Resterà l’evento principale del vertice di Bruxelles. Venti anni dopo l’avvio dei negoziati di Maastricht sulla moneta unica, per la quale aveva ottenuto una clausola “opt out”, il Regno Unito ha portato a compimento la logica del suo “isolamento”. Spinto dalla coppia Sarkozy-Merkel, decisa ad avanzare a tutti i costi sulla proposta di un “patto fiscale rafforzato,” David Cameron è stato brutalmente escluso dal processo decisionale europeo. L’Europa dei 26 (27 con la Croazia) cambia radicalmente faccia, e diventa sempre più simile a quell’unione continentale cara al generale de Gaulle, che voleva costruire l’Europa dall’Atlantico agli Urali, ma senza Gran Bretagna …
D’accordo per il Mercato comune, ma non per una maggiore integrazione di bilancio, fiscale o sociale, Londra ha sempre messo l’Europa al servizio dei propri interessi. Abbandonato anche dai suoi più fedeli alleati, come la Polonia, il Regno Unito di certo non lascia l’Unione europea, ma perderà influenza a Bruxelles, dove la sua politica del “cavallo di Troia” ha appena subito una grave battuta d’arresto. L’intera strategia britannica, che consiste nel fare della City la piazza finanziaria offshore dell’euro, rischia di essere messa in discussione da questa scelta isolazionista.
Ufficialmente, David Cameron, minacciato dagli euroscettici del suo stesso partito, dice di voler preservare la piazza di Londra dalle “draconiane” regolamentazioni richieste da Bruxelles. La paura britannica è chiara: che la zona euro decida di rafforzare i meccanismi di regolamentazione finanziaria e crei una tassa sulle transazioni finanziarie. È la fine dell’Unione europea a 27? Forse no. Europa e Regno Unito hanno bisogno l’una dell’altro. Forse sarebbe anche giunto il momento di porre la questione al popolo britannico stesso.
Di fronte all’aggravarsi della crisi, il governo britannico ha più volte chiesto una maggiore integrazione politica ed economica della zona euro, condizione perché l’economia britannica possa riprendere un percorso di crescita sostenibile. La crescita britannica e la potenza della City dipendono essenzialmente dalla vitalità della zona euro. Ma con dei limiti: la Gran Bretagna è preoccupata per i possibili effetti di un nuovo trattato che prefiguri una federalizzazione della zona euro.
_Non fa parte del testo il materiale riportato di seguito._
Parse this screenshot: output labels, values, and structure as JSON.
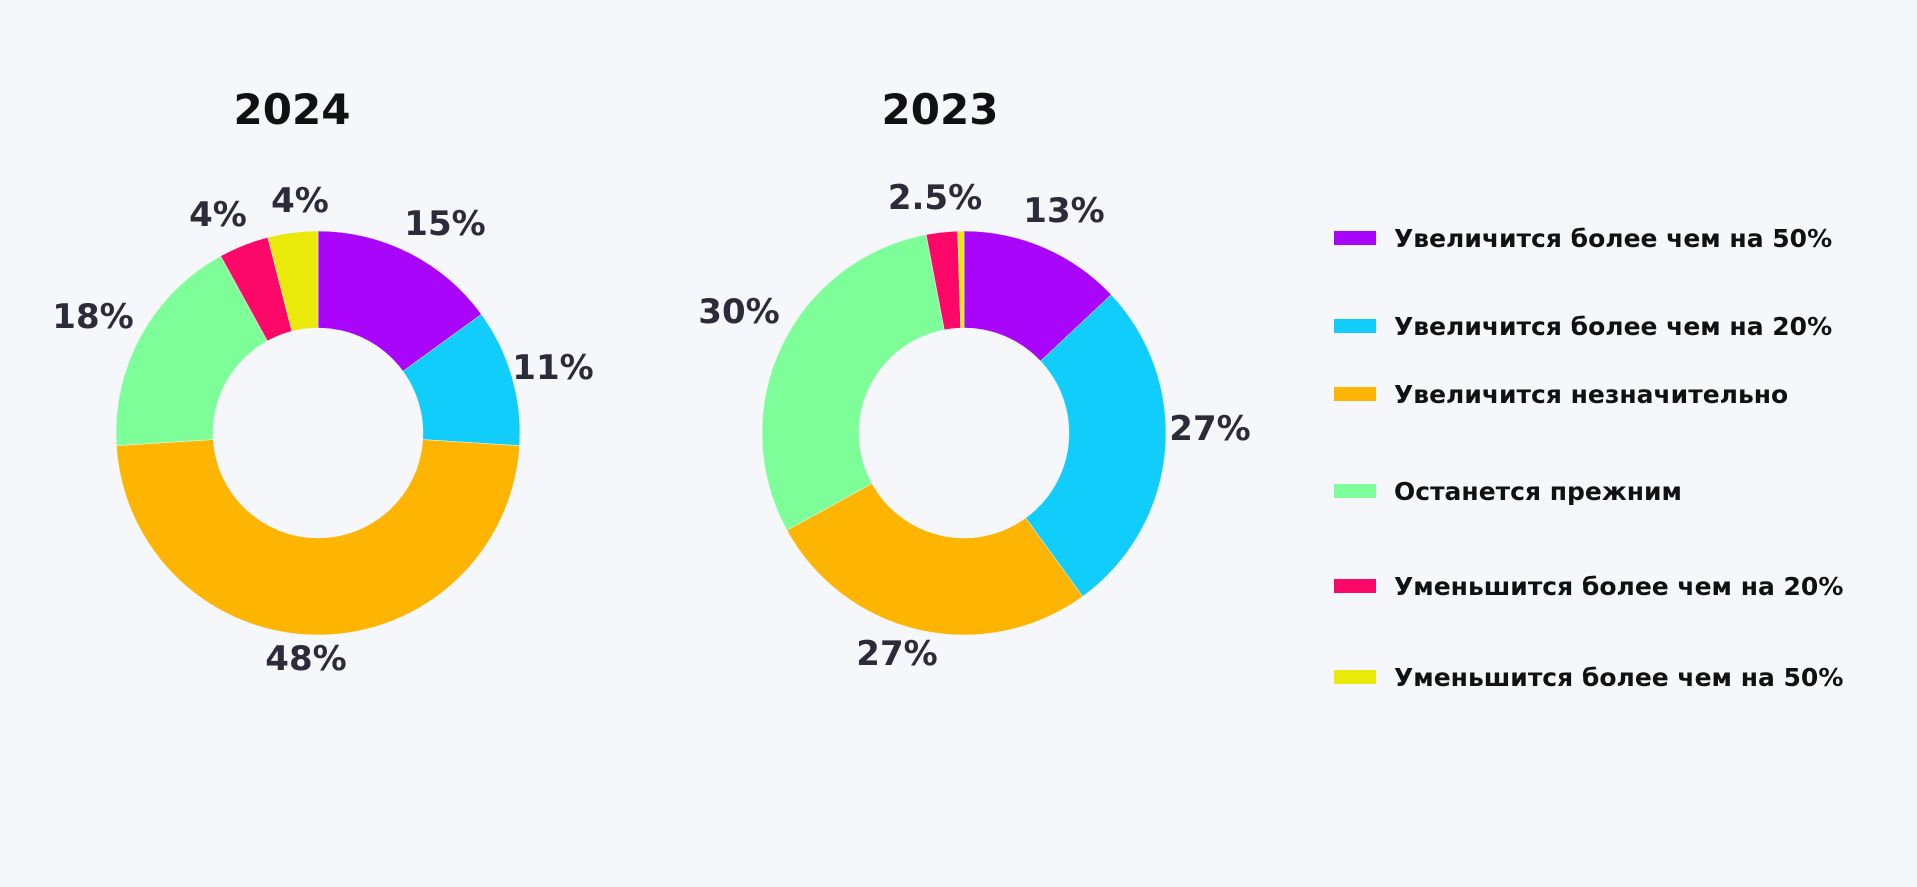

Con una conseguenza prevedibile: l’indebolimento della City o persino la trasformazione di Francoforte nel primo centro finanziario d’Europa. Forse la presa di posizione britannica assunta in occasione dell’ultimo Consiglio europeo di non aderire al progetto al nuovo trattato UE ha annunciato il Venerdì, e che fa temere per la fine dell’Europa a 27, poteva essere prevista.
David Cameron è di fronte a una scelta capitale: riprendere il sentiero dell’integrazione per rimanere nel cuore dei giochi, cosa che potrebbe significare l’adozione dell’euro, oppure restarne al di fuori e perdere i benefici derivanti dall’integrazione europea di cui Londra aveva finora approfittato senza, perlatro, la sottoscrizione di tutti gli impegni europei.
La Gran Bretagna non potrà certo rimanere passiva rispetto a questa riforma, se non vuole rischiare di essere ignorata o ritenuta responsabile di un’uscita dalla storia europea. Il rischio è infatti quello di uno scisma europeo. Lasciare l’Europa sarebbe un suicidio, e probabilmente è stata proprio questa paura a spingere Cameron ad una posizione così radicale.